Kubernetes resource requests

This group allows you to configure resource requests for the Postgres pods. Those parameters are grouped under the postgres_pod_resources key in a CRD-based configuration.

  • default_cpu_request CPU request value for the postgres containers, unless overridden by cluster-specific settings. The default is 100m.

  • default_memory_request memory request value for the postgres containers, unless overridden by cluster-specific settings. The default is 100Mi.

  • default_cpu_limit CPU limits for the postgres containers, unless overridden by cluster-specific settings. The default is 3.

  • default_memory_limit memory limits for the postgres containers, unless overridden by cluster-specific settings. The default is 1Gi.

  • set_memory_request_to_limit Set memory_request to memory_limit for all Postgres clusters (the default value is also increased). This prevents certain cases of memory overcommitment at the cost of overprovisioning memory and potential scheduling problems for containers with high memory limits due to the lack of memory on Kubernetes cluster nodes. This affects all containers created by the operator (Postgres, Scalyr sidecar, and other sidecars); to set resources for the operator's own container, change the operator deployment manually. The default is false.

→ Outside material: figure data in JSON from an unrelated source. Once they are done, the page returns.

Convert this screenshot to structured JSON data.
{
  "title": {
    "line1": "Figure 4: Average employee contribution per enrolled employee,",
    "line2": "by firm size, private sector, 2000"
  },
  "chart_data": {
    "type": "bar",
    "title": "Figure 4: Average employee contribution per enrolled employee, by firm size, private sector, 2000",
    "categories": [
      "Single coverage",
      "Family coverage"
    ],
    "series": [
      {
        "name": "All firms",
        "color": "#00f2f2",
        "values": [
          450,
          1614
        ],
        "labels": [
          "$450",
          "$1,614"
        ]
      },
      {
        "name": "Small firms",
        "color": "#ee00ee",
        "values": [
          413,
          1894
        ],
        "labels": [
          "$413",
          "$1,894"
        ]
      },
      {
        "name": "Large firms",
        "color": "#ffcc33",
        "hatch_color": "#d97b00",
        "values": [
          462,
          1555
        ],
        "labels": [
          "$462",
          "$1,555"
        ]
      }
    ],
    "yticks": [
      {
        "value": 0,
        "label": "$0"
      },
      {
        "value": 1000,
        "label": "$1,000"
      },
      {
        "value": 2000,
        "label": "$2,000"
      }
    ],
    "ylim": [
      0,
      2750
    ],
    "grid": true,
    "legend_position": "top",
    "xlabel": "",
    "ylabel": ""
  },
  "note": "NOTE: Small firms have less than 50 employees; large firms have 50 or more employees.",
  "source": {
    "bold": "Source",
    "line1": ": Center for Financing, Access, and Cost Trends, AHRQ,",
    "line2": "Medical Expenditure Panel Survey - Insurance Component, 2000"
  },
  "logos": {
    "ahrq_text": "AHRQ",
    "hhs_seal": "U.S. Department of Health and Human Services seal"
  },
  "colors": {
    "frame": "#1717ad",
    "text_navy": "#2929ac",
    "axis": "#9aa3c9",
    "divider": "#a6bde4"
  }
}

  • enable_shm_volume Instruct operator to start any new database pod without limitations on shm memory. If this option is enabled, to the target database pod will be mounted a new tmpfs volume to remove shm memory limitation (see e.g. the docker issue). This option is global for an operator object, and can be overwritten by enableShmVolume parameter from Postgres manifest. The default is true

Operator timeouts

This set of parameters define various timeouts related to some operator actions, affecting pod operations and CRD creation. In the CRD-based configuration resource_check_interval and resource_check_timeout have no effect, and the parameters are grouped under the timeouts key in the CRD-based configuration.

  • resource_check_interval interval to wait between consecutive attempts to check for the presence of some Kubernetes resource (i.e. StatefulSet or PodDisruptionBudget). The default is 3s.

  • resource_check_timeout timeout when waiting for the presence of a certain Kubernetes resource (i.e. StatefulSet or PodDisruptionBudget) before declaring the operation unsuccessful. The default is 10m.

  • pod_label_wait_timeout timeout when waiting for the pod role and cluster labels. Bigger value gives Patroni more time to start the instance; smaller makes the operator detect possible issues faster. The default is 10m.

  • pod_deletion_wait_timeout timeout when waiting for the Postgres pods to be deleted when removing the cluster or recreating pods. The default is 10m.

  • ready_wait_interval the interval between consecutive attempts waiting for the postgres CRD to be created. The default is 5s.

  • ready_wait_timeout the timeout for the complete postgres CRD creation. The default is 30s.

Load balancer related options

Those options affect the behavior of load balancers created by the operator. In the CRD-based configuration they are grouped under the load_balancer key.

  • db_hosted_zone DNS zone for the cluster DNS name when the load balancer is configured for the cluster. Only used when combined with external-dns and with the cluster that has the load balancer enabled. The default is db.example.com.

  • enable_master_load_balancer toggles service type load balancer pointing to the master pod of the cluster. Can be overridden by individual cluster settings. The default is true.

  • enable_replica_load_balancer toggles service type load balancer pointing to the replica pod of the cluster. Can be overridden by individual cluster settings. The default is false.

  • custom_service_annotations when load balancing is enabled, LoadBalancer service is created and this parameter takes service annotations that are applied to service. Optional.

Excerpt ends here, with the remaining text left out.